2.    Tele-governance. That same year Sharif felt compelled to solve the nation’s other problems too – if only he could find any. He decided to ask his countrymen to bring him up to speed on the phone, and many did. The conversations were played on state TV. One of my colleagues (then a mere schoolboy) was able to get through from Gilgit. Unfortunately, ‘Please remain on the line; the prime minister will talk with you’, was the closest he got to talking to the great man, before suddenly getting disconnected. He wanted to tell the PM what a great job he was doing, something the latter no-doubt already had an inkling of. For mysterious reasons, the tele-governance didn’t last very long.
3.    Run machine. While his lone first-class appearance resulted in a duck for Railways against PIA in 1973, in the 90s (after he became PM) Sharif’s batting exploits at Bagh-e-Jinnah started being reported amazingly frequently (he never bowled or fielded). It was without exception a deluge of fours and sixes (bowlers and fielders knew better than getting him out). In 2017 he fondly recalled those golden days and described how he could never resist hooking bouncers, and how he had scored a belligerent 36 not out in a friendly Commonwealth match at Harare in 1991 (again as PM) where the opposition had ‘bowlers’ of the quality of Clive Lloyd!
4.    At par with Muhammad Rafi. There’s no documentary evidence to support Sharif’s claim (made in 2017) of being indistinguishable from Muhammad Rafi till only a few years ago, but at least one Indian citizen was enamored enough of his voice to ask him to sing over the telephone. On such occasions he is rumored to have sung Dilshad Begum songs in Muhammad Rafi’s voice. Equal to Rafi or not, only an extremely simple and trusting fellow would expose himself in such manner – on international calls, no-less.
From Sharif’s speeches after his third dismissal and those of his supporters’, an alien from outer space could be excused for believing that Sharif was the political heir to Zulfiqar Ali Bhutto
5.    The fifteenth amendment. Sharif has made something of a habit of ‘heavy’ mandates. One such mandate prompted him (in 1998) to try and become the ameer-ul-momineen (because why the hell not?). Had he succeeded, he would have got the power to amend the constitution by a simple majority, provided the amendment ‘helped the enforcement of Shariah’. The bill failed to pass but the attempt itself won him the simple-soul-of-the-year award hands down.
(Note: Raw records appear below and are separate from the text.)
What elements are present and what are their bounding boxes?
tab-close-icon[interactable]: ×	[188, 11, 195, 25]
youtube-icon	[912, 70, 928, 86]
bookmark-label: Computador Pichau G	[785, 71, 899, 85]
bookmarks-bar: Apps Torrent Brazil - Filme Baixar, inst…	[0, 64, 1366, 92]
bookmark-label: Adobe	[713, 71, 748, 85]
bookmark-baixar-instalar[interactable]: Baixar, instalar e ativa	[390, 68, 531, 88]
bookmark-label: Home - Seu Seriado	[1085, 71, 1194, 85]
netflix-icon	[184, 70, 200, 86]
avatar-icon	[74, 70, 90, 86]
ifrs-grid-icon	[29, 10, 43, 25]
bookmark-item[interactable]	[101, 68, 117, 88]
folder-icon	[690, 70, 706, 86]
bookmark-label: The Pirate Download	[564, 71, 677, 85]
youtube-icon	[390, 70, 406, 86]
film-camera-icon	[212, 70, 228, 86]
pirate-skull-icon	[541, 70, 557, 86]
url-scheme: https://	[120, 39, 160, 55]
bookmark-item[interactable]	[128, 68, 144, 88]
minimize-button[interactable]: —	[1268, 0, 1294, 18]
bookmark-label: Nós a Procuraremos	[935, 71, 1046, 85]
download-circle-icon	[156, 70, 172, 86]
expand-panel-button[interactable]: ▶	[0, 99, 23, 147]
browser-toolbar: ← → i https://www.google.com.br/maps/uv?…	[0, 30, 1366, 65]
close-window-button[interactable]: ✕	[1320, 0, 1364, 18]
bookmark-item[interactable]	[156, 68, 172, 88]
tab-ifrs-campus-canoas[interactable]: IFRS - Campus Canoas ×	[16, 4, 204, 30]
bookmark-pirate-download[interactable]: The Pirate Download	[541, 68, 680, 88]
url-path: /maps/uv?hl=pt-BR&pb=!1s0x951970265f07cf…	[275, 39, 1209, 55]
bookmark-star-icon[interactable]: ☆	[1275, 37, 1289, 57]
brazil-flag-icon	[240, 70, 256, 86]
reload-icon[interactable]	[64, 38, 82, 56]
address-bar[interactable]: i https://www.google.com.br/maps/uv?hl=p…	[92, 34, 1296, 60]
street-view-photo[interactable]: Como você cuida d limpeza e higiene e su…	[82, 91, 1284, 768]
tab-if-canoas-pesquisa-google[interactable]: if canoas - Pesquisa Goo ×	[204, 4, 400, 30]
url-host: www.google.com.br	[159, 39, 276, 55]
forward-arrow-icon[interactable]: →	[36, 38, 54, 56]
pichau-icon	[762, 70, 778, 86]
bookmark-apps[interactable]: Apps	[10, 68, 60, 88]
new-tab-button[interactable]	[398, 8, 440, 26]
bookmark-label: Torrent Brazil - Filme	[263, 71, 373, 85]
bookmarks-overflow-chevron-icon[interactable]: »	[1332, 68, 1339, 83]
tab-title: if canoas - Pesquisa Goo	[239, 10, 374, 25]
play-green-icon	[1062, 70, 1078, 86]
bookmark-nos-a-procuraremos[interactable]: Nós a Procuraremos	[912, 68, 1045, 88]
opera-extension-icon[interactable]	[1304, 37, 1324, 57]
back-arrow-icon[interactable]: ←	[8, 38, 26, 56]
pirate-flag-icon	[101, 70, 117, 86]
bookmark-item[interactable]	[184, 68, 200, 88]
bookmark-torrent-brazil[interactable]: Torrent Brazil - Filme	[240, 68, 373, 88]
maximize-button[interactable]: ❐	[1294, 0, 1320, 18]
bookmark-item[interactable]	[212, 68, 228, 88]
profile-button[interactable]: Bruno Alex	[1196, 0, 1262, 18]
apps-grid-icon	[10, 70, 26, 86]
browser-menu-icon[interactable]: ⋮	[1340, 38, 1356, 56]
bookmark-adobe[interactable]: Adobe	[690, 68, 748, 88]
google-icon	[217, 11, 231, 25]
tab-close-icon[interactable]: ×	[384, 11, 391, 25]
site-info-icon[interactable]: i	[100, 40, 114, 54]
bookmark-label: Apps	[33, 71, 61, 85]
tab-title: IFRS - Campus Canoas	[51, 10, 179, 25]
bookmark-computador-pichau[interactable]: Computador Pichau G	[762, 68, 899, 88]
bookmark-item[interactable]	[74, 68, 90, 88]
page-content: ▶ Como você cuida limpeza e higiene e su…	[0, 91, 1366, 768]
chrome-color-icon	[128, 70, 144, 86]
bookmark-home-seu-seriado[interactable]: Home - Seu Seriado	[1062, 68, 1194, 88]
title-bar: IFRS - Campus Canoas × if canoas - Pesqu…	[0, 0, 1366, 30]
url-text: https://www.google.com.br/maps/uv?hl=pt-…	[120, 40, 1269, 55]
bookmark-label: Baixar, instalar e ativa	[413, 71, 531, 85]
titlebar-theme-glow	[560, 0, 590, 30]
6.    Don’t remember. And then there was the small matter of 140 million distributed among politicians as part of the establishment’s plan to prevent the PPP from winning the 1990 elections, which succeeded spectacularly when Sharif became PM for the first time. Unsurprisingly, Sharif, along with younger brother Shehbaz, featured prominently on the recipients’ list later revealed by none other than the DG ISI at the time. Sharif’s written statement submitted to FIA years later in his third stint as PM was innocence itself: I don’t remember receiving the amount – it was a long time ago, and one meets so many people in election seasons. But if any such thing happened, I am willing to return the amount with interest. How disarmingly charming!
7.    Austerity drive. In the aftermath of the nuclear tests in 1998, Sharif, after promptly freezing foreign currency accounts of citizens, showed one and all that he was taking the brunt of the international sanctions by announcing that only one meal a day will be cooked in his home. It is said that when he refused to budge on his promise to the nation, his well-wishers, to keep his energy at the requisite prime-ministerial levels, were left with no option but to arrange for the second, third, and fourth meals to be sent to his home from outside.
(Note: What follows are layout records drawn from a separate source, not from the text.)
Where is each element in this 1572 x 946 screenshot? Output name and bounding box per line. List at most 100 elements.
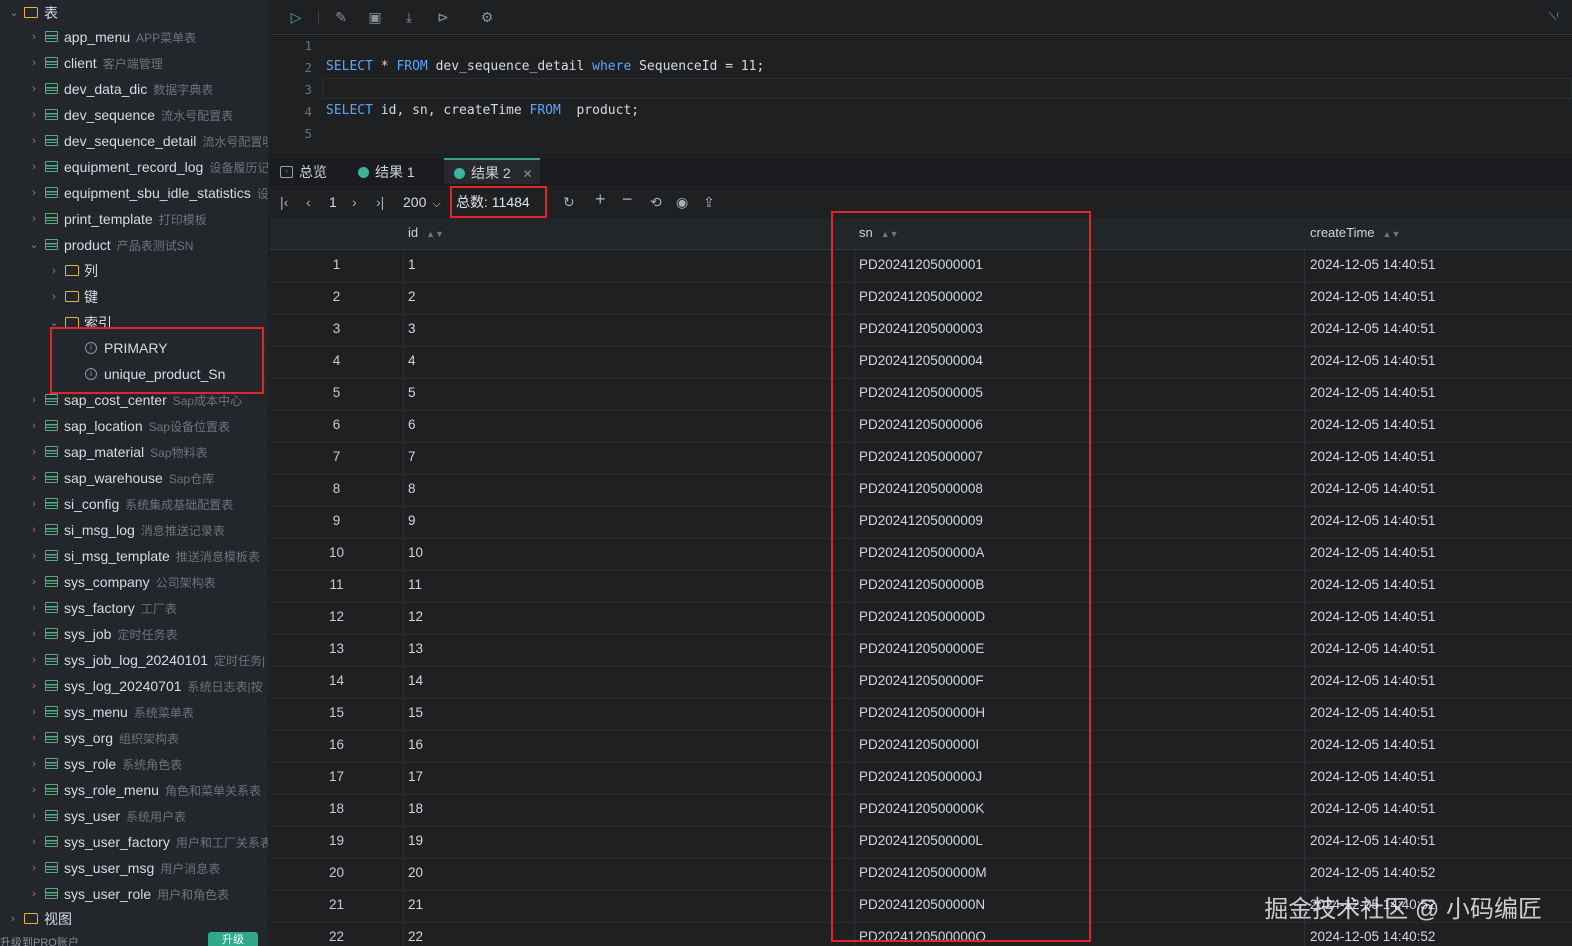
cell-createtime[interactable]: 2024-12-05 14:40:51 [1310, 417, 1435, 432]
cell-id[interactable]: 12 [408, 609, 423, 624]
table-row[interactable]: 9 9 PD20241205000009 2024-12-05 14:40:51 [270, 506, 1572, 539]
tree-index-item[interactable]: i PRIMARY [0, 335, 268, 361]
table-row[interactable]: 7 7 PD20241205000007 2024-12-05 14:40:51 [270, 442, 1572, 475]
cell-createtime[interactable]: 2024-12-05 14:40:51 [1310, 641, 1435, 656]
table-row[interactable]: 22 22 PD2024120500000O 2024-12-05 14:40:52 [270, 922, 1572, 946]
close-icon[interactable]: ✕ [523, 167, 533, 181]
prev-page-icon[interactable]: ‹ [306, 193, 311, 211]
cell-sn[interactable]: PD20241205000002 [859, 289, 983, 304]
cell-id[interactable]: 21 [408, 897, 423, 912]
page-size-select[interactable]: 200 ⌵ [403, 193, 441, 213]
cell-sn[interactable]: PD20241205000004 [859, 353, 983, 368]
cell-id[interactable]: 13 [408, 641, 423, 656]
chevron-right-icon[interactable]: › [29, 855, 39, 881]
chevron-right-icon[interactable]: › [29, 725, 39, 751]
sql-statement-1[interactable]: SELECT * FROM dev_sequence_detail where … [326, 59, 764, 74]
cell-id[interactable]: 17 [408, 769, 423, 784]
chevron-down-icon[interactable]: ⌄ [9, 0, 19, 26]
chevron-right-icon[interactable]: › [29, 102, 39, 128]
tree-index-item[interactable]: i unique_product_Sn [0, 361, 268, 387]
chevron-right-icon[interactable]: › [29, 76, 39, 102]
chevron-right-icon[interactable]: › [29, 180, 39, 206]
tree-table-item[interactable]: › sap_material Sap物料表 [0, 439, 268, 465]
cell-sn[interactable]: PD2024120500000K [859, 801, 984, 816]
cell-sn[interactable]: PD2024120500000M [859, 865, 987, 880]
chevron-right-icon[interactable]: › [29, 50, 39, 76]
cell-sn[interactable]: PD2024120500000N [859, 897, 985, 912]
cell-sn[interactable]: PD2024120500000D [859, 609, 985, 624]
next-page-icon[interactable]: › [352, 193, 357, 211]
tree-table-item[interactable]: › si_msg_log 消息推送记录表 [0, 517, 268, 543]
cell-createtime[interactable]: 2024-12-05 14:40:51 [1310, 705, 1435, 720]
cell-createtime[interactable]: 2024-12-05 14:40:51 [1310, 769, 1435, 784]
tree-table-item[interactable]: › print_template 打印模板 [0, 206, 268, 232]
cell-createtime[interactable]: 2024-12-05 14:40:51 [1310, 833, 1435, 848]
cell-id[interactable]: 8 [408, 481, 416, 496]
table-row[interactable]: 20 20 PD2024120500000M 2024-12-05 14:40:52 [270, 858, 1572, 891]
table-row[interactable]: 5 5 PD20241205000005 2024-12-05 14:40:51 [270, 378, 1572, 411]
cell-sn[interactable]: PD20241205000008 [859, 481, 983, 496]
chevron-right-icon[interactable]: › [29, 673, 39, 699]
cell-createtime[interactable]: 2024-12-05 14:40:52 [1310, 929, 1435, 944]
tree-table-item[interactable]: › si_config 系统集成基础配置表 [0, 491, 268, 517]
chevron-right-icon[interactable]: › [29, 413, 39, 439]
add-row-icon[interactable]: + [595, 190, 606, 208]
chevron-right-icon[interactable]: › [29, 206, 39, 232]
run-icon[interactable]: ▷ [288, 9, 304, 25]
tree-table-item[interactable]: › client 客户端管理 [0, 50, 268, 76]
page-number[interactable]: 1 [329, 193, 337, 211]
tree-table-item[interactable]: › equipment_record_log 设备履历记 [0, 154, 268, 180]
cell-id[interactable]: 20 [408, 865, 423, 880]
cell-id[interactable]: 1 [408, 257, 416, 272]
table-row[interactable]: 19 19 PD2024120500000L 2024-12-05 14:40:51 [270, 826, 1572, 859]
tree-table-item[interactable]: › sys_job 定时任务表 [0, 621, 268, 647]
cell-sn[interactable]: PD2024120500000J [859, 769, 982, 784]
column-header-id[interactable]: id ▲▼ [408, 225, 444, 240]
chevron-right-icon[interactable]: › [29, 595, 39, 621]
tree-views[interactable]: › 视图 [0, 906, 268, 932]
tree-root-tables[interactable]: ⌄ 表 [0, 0, 268, 26]
cell-sn[interactable]: PD20241205000001 [859, 257, 983, 272]
cell-createtime[interactable]: 2024-12-05 14:40:51 [1310, 673, 1435, 688]
cell-id[interactable]: 4 [408, 353, 416, 368]
tree-table-item[interactable]: › dev_sequence_detail 流水号配置明 [0, 128, 268, 154]
sort-icon[interactable]: ▲▼ [426, 229, 444, 239]
cell-sn[interactable]: PD20241205000009 [859, 513, 983, 528]
tree-table-item[interactable]: › dev_sequence 流水号配置表 [0, 102, 268, 128]
chevron-right-icon[interactable]: › [29, 128, 39, 154]
tree-table-item[interactable]: ⌄ product 产品表测试SN [0, 232, 268, 258]
table-row[interactable]: 6 6 PD20241205000006 2024-12-05 14:40:51 [270, 410, 1572, 443]
cell-id[interactable]: 11 [408, 577, 422, 592]
chevron-right-icon[interactable]: › [29, 621, 39, 647]
tree-table-item[interactable]: › sys_user 系统用户表 [0, 803, 268, 829]
cell-createtime[interactable]: 2024-12-05 14:40:51 [1310, 801, 1435, 816]
cell-createtime[interactable]: 2024-12-05 14:40:51 [1310, 353, 1435, 368]
cell-createtime[interactable]: 2024-12-05 14:40:51 [1310, 513, 1435, 528]
tree-table-item[interactable]: › sys_user_msg 用户消息表 [0, 855, 268, 881]
cell-sn[interactable]: PD2024120500000L [859, 833, 983, 848]
cell-sn[interactable]: PD20241205000007 [859, 449, 983, 464]
chevron-down-icon[interactable]: ⌄ [49, 310, 59, 336]
tab-overview[interactable]: › 总览 [280, 158, 346, 186]
table-row[interactable]: 11 11 PD2024120500000B 2024-12-05 14:40:51 [270, 570, 1572, 603]
tree-table-item[interactable]: › sys_user_factory 用户和工厂关系表 [0, 829, 268, 855]
cell-createtime[interactable]: 2024-12-05 14:40:51 [1310, 737, 1435, 752]
cell-sn[interactable]: PD2024120500000E [859, 641, 984, 656]
cell-sn[interactable]: PD2024120500000F [859, 673, 984, 688]
settings-gear-icon[interactable]: ⚙ [479, 9, 495, 25]
table-row[interactable]: 15 15 PD2024120500000H 2024-12-05 14:40:51 [270, 698, 1572, 731]
cell-sn[interactable]: PD20241205000005 [859, 385, 983, 400]
cell-id[interactable]: 5 [408, 385, 416, 400]
chevron-right-icon[interactable]: ⌄ [29, 232, 39, 258]
cell-id[interactable]: 16 [408, 737, 423, 752]
sql-statement-2[interactable]: SELECT id, sn, createTime FROM product; [326, 103, 639, 118]
cell-sn[interactable]: PD2024120500000B [859, 577, 984, 592]
save-icon[interactable]: ▣ [367, 9, 383, 25]
chevron-right-icon[interactable]: › [29, 154, 39, 180]
refresh-icon[interactable]: ↻ [563, 193, 575, 211]
connection-status-icon[interactable]: ⟍⁽ [1546, 9, 1562, 25]
chevron-right-icon[interactable]: › [29, 517, 39, 543]
chevron-right-icon[interactable]: › [29, 777, 39, 803]
tree-table-item[interactable]: › sys_role 系统角色表 [0, 751, 268, 777]
chevron-right-icon[interactable]: › [29, 24, 39, 50]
8.    Bhutto’s heir. From Sharif’s speeches after his third dismissal and those of his supporters’, an alien from outer space could be excused for believing that Sharif was the political heir to Zulfiqar Ali Bhutto instead of being the biggest beneficiary of mentor and godfather Gen Zia’s coup in 1977 that had culminated in Bhutto’s hanging. Sharif is not an alien from outer space, but he seems to believe the same.
9.    The Qatari letters. The Qatari letters (2017), which prompted the infamous ‘Trail established, case demolished’ tweet from daughter Maryam, were an attempt to satisfy the Supreme Court regarding the way the Sharif children had suddenly come in possession of assets worth millions of pounds. Granted that it wasn’t easy to get out of the hole after the ill-advised ‘Alhamdulillah’ interviews by son Husain, and a series of addresses to the nation and the parliament by Sharif himself (all contradicting one another), the Qatari letters represented the summit of naïve optimism.
Given that Nawaz Sharif has been able to preserve his innocence through such corrupt times and for so long, chances are that he is not going to lose it any time soon. That said, it will be unfair to end this little survey without paying tribute to the innocence and naivety of those Pakistanis – the laypeople and ‘analysts’ alike – who fall for Sharif’s innocence every time. Let’s take a moment, here and now, to give a round of applause to that rather large demographic.